9.1.1. Key-Compromise Impersonation (Usurpation par compromission de clé)
9.1.1. Usurpation par compromission de clé
Les variantes DHKEM définies dans ce document sont vulnérables aux attaques d'usurpation par compromission de clé [BJM97], ce qui signifie que l'authentification de l'expéditeur ne peut pas être attendue dans le mode Auth si la clé privée du destinataire skR est compromise, et dans le mode AuthPSK si la clé pré-partagée et la clé privée du destinataire skR sont toutes deux compromises. L'interface box de NaCl [NaCl] présente le même problème. En même temps, cela permet la répudiation.

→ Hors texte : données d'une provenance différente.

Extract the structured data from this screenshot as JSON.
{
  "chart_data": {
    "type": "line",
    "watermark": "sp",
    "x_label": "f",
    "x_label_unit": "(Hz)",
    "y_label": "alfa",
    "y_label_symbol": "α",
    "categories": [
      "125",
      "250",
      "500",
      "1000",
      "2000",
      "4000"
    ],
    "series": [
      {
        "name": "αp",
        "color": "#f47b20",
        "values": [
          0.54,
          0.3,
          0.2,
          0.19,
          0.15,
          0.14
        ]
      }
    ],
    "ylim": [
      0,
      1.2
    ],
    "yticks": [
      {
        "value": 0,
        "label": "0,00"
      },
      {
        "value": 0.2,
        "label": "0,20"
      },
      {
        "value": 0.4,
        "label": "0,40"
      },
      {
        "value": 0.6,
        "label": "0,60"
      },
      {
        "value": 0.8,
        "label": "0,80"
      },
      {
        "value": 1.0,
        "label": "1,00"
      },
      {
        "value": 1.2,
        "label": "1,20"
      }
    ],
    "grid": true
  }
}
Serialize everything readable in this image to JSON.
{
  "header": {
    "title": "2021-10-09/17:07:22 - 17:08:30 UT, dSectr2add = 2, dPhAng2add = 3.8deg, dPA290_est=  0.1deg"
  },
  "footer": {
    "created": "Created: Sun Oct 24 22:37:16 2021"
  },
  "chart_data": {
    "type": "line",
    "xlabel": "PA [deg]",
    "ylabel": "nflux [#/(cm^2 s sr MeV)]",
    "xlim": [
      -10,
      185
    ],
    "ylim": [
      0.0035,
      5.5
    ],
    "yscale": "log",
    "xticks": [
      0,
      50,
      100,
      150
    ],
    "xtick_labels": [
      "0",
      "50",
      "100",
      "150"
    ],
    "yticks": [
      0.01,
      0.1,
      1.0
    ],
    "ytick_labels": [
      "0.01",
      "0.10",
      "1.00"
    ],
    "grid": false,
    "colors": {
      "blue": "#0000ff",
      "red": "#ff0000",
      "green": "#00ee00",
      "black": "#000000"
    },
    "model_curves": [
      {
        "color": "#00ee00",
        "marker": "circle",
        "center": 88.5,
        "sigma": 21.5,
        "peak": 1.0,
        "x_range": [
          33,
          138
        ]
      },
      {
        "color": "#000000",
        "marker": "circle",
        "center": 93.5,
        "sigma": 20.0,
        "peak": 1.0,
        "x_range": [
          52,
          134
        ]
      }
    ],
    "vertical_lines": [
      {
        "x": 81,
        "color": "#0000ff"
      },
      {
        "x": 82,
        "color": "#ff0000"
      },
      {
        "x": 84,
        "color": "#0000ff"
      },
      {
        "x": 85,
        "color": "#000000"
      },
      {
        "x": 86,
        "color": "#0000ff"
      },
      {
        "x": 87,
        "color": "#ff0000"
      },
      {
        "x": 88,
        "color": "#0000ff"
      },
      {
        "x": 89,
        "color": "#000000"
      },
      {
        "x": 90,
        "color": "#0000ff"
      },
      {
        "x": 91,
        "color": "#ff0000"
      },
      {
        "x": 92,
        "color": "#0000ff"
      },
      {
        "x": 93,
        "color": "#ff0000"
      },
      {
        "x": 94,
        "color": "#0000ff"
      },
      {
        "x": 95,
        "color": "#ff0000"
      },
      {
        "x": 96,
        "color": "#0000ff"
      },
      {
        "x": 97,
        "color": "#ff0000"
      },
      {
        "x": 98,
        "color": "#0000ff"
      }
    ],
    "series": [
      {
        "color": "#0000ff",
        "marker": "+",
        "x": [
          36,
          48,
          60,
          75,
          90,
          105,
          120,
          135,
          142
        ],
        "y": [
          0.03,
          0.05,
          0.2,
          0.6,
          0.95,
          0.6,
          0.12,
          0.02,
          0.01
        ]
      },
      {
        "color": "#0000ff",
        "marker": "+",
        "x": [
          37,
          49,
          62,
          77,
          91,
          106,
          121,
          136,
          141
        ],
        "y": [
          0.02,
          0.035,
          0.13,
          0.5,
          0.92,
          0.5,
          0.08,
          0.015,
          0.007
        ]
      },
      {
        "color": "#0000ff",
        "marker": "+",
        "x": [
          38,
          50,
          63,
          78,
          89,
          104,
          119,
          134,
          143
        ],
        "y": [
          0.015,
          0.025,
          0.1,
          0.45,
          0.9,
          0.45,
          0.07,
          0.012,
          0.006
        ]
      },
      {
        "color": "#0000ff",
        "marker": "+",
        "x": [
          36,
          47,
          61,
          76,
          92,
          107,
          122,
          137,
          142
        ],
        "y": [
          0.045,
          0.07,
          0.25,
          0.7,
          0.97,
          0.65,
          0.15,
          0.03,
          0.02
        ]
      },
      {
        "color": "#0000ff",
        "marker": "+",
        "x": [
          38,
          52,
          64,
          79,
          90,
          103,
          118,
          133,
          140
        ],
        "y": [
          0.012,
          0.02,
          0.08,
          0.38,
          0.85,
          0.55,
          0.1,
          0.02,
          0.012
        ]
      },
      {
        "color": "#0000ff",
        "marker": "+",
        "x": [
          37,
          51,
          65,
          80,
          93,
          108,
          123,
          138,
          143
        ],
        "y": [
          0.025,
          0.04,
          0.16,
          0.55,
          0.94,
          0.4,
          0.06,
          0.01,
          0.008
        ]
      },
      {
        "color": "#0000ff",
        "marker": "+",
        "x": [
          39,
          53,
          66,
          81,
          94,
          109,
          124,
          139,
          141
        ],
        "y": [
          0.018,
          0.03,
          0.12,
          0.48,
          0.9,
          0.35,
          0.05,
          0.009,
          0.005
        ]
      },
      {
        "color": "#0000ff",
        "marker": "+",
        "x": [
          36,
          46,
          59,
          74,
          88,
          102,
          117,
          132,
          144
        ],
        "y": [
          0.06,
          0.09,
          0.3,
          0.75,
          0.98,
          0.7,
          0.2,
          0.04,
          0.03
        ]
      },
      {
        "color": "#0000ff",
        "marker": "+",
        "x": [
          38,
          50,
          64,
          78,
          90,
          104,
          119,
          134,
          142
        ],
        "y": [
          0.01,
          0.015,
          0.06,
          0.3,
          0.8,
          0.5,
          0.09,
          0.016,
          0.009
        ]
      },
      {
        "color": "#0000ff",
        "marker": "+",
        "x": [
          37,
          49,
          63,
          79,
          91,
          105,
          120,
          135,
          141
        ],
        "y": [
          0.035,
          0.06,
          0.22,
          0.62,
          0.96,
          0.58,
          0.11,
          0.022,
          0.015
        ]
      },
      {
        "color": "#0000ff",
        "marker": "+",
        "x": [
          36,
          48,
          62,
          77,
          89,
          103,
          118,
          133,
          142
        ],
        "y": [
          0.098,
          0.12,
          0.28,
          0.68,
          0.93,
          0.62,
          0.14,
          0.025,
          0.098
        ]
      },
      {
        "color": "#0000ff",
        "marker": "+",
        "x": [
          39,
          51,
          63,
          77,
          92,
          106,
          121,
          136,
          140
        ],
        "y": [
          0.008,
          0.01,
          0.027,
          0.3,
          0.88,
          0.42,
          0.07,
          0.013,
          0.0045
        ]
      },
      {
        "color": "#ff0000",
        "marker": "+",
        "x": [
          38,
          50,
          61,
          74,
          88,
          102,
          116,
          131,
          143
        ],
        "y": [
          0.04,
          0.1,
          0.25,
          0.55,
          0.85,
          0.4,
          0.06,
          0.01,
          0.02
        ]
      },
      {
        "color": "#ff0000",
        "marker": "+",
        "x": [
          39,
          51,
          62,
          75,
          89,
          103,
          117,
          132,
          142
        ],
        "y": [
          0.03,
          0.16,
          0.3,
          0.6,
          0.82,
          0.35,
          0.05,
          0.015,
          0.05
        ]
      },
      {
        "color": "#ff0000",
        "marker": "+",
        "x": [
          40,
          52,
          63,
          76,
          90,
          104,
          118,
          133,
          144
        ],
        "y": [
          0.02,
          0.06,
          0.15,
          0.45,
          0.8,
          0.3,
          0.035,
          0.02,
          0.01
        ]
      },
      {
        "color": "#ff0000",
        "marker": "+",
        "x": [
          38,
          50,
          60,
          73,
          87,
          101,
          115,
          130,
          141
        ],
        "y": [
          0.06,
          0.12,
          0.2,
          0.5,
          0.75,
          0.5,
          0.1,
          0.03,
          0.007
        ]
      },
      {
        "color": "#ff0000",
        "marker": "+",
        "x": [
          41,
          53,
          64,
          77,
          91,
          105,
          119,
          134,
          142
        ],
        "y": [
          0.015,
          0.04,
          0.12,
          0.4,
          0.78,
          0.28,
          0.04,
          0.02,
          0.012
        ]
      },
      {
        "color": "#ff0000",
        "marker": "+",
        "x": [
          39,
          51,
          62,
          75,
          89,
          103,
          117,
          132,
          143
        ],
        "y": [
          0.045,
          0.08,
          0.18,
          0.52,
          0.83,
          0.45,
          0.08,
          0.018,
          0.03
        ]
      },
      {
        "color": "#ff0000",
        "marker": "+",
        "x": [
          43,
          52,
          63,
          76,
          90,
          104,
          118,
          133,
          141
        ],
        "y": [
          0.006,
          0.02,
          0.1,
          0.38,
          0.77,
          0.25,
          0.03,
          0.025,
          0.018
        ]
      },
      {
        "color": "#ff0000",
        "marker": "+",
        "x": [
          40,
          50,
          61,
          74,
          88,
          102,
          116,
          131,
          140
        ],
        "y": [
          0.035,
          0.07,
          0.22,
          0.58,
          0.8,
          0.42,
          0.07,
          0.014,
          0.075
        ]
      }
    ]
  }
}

Comme le montre [ABHKLR20], les attaques d'usurpation par compromission de clé sont généralement possibles sur HPKE car les textes chiffrés KEM ne sont pas liés aux messages HPKE. Un adversaire qui connaît la clé privée d'un destinataire peut décapsuler un texte chiffré KEM observé, calculer l'ordonnancement des clés et chiffrer un message arbitraire que le destinataire acceptera comme provenant de l'expéditeur original. Fait important, cela est possible même avec un KEM résistant aux attaques d'usurpation par compromission de clé. En conséquence, l'atténuation de ce problème nécessite des changements fondamentaux qui sont hors du champ d'application de cette spécification.
Les applications qui nécessitent une résistance contre l'usurpation par compromission de clé DEVRAIENT prendre des mesures supplémentaires pour prévenir cette attaque. Une possibilité consiste à produire une signature numérique sur les tuples (enc, ct) en utilisant la clé privée d'un expéditeur -- où ct est un texte chiffré AEAD produit par l'API à usage unique ou à usages multiples et enc est la clé encapsulée KEM correspondante.
Compte tenu de ces propriétés, les clés pré-partagées renforcent à la fois les propriétés d'authentification et de confidentialité dans certains modèles d'adversaires. Un exemple particulier où cela peut être utile est un contexte quantique hybride : si un KEM non résistant aux quantiques utilisé avec HPKE est cassé par un ordinateur quantique, les propriétés de sécurité sont préservées grâce à l'utilisation d'une clé pré-partagée. Comme décrit dans la Section 7 de [RFC8696], cela suppose que la clé pré-partagée n'a pas été compromise.